Published September 8, 2024, SCEC Contribution #13725, 2024 SCEC Annual Meeting Poster #095

Paleoseismic event chronologies are typically developed from radiocarbon dates on detrital organic material. These dates include bias known as the inherited age, which encompasses the time between carbon fixation in the plant and deposition of the dated material at the paleoseismic site. Scharer et al. (2024) developed distributions for the inherited age of radiocarbon dates in Transverse Range watersheds using: (1) recent fires where the date of the fire and the date of deposition are known, and (2) modeled ages from well-dated Holocene deposits. Both distributions have a central peak with a median inherited age of ~90 years, meaning paleoearthquake estimates derived from these dates are similarly too old. Unfortunately, the inherited age distributions are quite broad, with 95% range spanning six centuries. Thus, while the bias in the event ages can be corrected, the broad uncertainty of the inherited age distribution contributes to reduced precision in the resulting dates.

We address this challenge with a new approach to correct for inherited age based on order statistics. Order statistics describe a distribution of the first, second, and nth sample sorted by age given a parent distribution (i.e. the inherited age distribution). The order statistical approach conforms with expectations that the youngest sample in a layer is most likely picked from the early part of the inherited distribution, and older samples from older parts of the inherited curve. For example, given five samples, the order statistics distribution of the youngest sample would concentrate in the youngest ~20% of the inherited age curve, but allow that the sample could have come from other parts of the curve at lesser probabilities.

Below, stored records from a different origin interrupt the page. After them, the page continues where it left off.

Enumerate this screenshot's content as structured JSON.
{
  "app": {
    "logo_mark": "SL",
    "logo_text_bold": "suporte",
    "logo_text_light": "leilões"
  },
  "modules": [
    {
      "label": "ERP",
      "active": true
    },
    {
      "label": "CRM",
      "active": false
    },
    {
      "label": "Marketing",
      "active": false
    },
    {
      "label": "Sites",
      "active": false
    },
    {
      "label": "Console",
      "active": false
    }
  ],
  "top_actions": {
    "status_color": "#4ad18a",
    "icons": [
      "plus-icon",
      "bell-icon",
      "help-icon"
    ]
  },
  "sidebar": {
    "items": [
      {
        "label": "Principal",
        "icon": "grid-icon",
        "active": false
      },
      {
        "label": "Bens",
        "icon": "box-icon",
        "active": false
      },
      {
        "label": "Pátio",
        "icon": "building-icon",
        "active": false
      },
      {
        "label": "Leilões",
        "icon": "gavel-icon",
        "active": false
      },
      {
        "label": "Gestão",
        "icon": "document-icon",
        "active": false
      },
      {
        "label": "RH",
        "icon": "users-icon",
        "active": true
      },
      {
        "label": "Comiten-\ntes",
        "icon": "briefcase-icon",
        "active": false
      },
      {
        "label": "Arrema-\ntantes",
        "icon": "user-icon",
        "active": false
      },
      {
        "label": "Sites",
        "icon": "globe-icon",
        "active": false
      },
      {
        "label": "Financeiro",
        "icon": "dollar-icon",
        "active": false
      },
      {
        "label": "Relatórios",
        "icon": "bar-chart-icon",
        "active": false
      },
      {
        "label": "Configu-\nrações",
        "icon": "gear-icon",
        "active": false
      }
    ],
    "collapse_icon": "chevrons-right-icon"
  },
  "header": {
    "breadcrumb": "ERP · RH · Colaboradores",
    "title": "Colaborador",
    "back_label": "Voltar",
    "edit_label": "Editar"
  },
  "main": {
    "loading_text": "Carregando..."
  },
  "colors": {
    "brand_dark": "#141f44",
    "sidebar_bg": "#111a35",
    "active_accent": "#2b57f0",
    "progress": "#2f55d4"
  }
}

We benchmark an order-statistical approach to dated layer using log-normal distribution where expectations are well understood. We shift each date by the mean of the order-statistics distribution and stack the resultant dates to develop a single layer date. The ordering distributions add information because they provide an average inherited correction for each sample separately, correcting the youngest sample the least and the oldest sample the most. We show how application of order statistics corrections can address the inherited age bias while limiting loss in precision for the Pallett Creek paleoseismic site on the San Andreas Fault.

Key Words
paleoseismology

Citation
Scharer, K. M., Biasi, G. P., McPhillips, D., & Kirby, M. E. (2024, 09). Removing Bias and Retaining Resolution for Paleoearthquake Dates Corrected by Inherited Age. Poster Presentation at 2024 SCEC Annual Meeting.